So too, Bob Cherry, in these lines To His Lady:
Black-heart were mine to love not thy
White-heart so sweet and tender;
Be kind, my dear, for—Summer by—
What fruits hath cold December?
[359]. "Or the Bees their careful King."
In old times the "Governor" of a Bee Hive was sometimes referred to as the King and sometimes as the Queen. The choice depended in part on which kind of monarch was on the throne. There is an entrancing story of the middle ages, told by Mr. Tickner Edwardes in his book on the Honey Bee.

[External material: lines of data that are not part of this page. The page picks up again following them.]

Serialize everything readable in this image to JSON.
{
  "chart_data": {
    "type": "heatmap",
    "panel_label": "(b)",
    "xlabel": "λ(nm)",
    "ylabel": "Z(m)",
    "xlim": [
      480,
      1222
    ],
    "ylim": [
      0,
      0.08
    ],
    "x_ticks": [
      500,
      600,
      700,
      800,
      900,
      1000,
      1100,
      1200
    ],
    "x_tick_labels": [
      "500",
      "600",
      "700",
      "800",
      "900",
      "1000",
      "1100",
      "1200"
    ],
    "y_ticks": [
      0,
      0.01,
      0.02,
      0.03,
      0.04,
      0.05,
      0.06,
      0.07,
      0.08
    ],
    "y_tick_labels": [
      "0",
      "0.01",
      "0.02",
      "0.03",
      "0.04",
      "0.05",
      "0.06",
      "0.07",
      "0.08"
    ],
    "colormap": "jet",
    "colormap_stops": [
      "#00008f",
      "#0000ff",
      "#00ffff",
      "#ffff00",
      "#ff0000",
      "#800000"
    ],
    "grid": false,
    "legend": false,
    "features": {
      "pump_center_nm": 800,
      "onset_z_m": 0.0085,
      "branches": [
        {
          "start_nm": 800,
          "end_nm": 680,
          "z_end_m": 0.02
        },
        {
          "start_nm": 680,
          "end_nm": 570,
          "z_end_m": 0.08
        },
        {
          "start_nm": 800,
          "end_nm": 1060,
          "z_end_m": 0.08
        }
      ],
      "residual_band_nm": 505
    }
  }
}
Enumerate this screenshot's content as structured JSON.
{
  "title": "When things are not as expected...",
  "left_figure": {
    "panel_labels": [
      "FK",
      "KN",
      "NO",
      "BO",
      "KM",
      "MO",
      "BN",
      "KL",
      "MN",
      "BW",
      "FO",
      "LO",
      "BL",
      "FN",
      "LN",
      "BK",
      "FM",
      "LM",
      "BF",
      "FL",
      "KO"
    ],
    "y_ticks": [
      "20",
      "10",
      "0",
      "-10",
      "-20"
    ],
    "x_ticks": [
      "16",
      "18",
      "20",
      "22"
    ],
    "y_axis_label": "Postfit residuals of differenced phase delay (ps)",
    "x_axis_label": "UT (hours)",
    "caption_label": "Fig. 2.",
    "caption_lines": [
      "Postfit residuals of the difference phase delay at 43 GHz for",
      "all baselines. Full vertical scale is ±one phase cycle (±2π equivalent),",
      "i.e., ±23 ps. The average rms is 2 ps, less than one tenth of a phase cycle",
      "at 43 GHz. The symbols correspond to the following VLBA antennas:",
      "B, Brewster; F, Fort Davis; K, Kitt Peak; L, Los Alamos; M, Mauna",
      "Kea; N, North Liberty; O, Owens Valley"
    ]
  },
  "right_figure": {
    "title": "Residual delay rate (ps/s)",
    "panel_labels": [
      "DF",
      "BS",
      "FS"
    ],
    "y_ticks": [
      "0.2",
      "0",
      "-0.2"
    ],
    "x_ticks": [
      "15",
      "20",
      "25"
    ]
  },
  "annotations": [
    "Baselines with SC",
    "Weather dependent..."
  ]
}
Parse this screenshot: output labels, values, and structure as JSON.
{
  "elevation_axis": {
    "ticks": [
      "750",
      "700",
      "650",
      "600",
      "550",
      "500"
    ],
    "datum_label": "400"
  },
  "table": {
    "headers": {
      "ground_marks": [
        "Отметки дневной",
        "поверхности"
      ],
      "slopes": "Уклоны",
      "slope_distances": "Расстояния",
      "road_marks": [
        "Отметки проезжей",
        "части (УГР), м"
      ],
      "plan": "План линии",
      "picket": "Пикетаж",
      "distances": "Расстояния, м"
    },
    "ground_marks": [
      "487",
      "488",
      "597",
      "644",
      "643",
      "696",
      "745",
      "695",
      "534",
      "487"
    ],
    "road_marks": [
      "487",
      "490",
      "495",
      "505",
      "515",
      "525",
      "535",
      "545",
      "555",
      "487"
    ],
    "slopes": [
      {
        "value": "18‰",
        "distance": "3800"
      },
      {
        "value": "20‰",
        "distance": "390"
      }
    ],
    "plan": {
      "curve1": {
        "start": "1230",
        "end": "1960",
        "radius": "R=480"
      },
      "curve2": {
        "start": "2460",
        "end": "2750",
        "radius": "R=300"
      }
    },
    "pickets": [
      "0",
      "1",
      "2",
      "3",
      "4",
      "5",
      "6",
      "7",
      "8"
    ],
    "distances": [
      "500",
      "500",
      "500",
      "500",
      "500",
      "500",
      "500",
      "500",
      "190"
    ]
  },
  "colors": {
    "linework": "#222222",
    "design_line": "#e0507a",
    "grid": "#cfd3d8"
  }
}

"A certaine simple woman, on finding that her bees were storing little honey for her and were perishing of "the murraine," stole one of the holy wafers from the priest, and for miraculous remedy concealed it in one of her hives. "Whereupon the Murraine ceased and the Honie abounded. The Woman, therefore lifting up the hive at the due time to take out the Honie, saw there (most strange to be seene) a Chappell built by the Bees, with an altar to it, the wals adorned by marvellous skill of architecture, with windowes conveniently set in their places: also a doore and a steeple with bells. And the Host being laid upon the altar, the Bees making a sweet noise, flew around it." Apart from "the singing masons building roofs of gold," the gluttonous drones, the sentries, wax-makers, bread-kneaders, nurses, etc., there are the Queen's Ladies-in-waiting. "For difference from the rest they beare for their crest a tuft or tossell, in some coloured yellow, in some murrey, in manner of a plume; whereof some turne downward like an Ostrich-feather, others stand upright like a Hern-top." But for truths even stranger than fantasy regarding bees and their kind, go to Henri Fabre.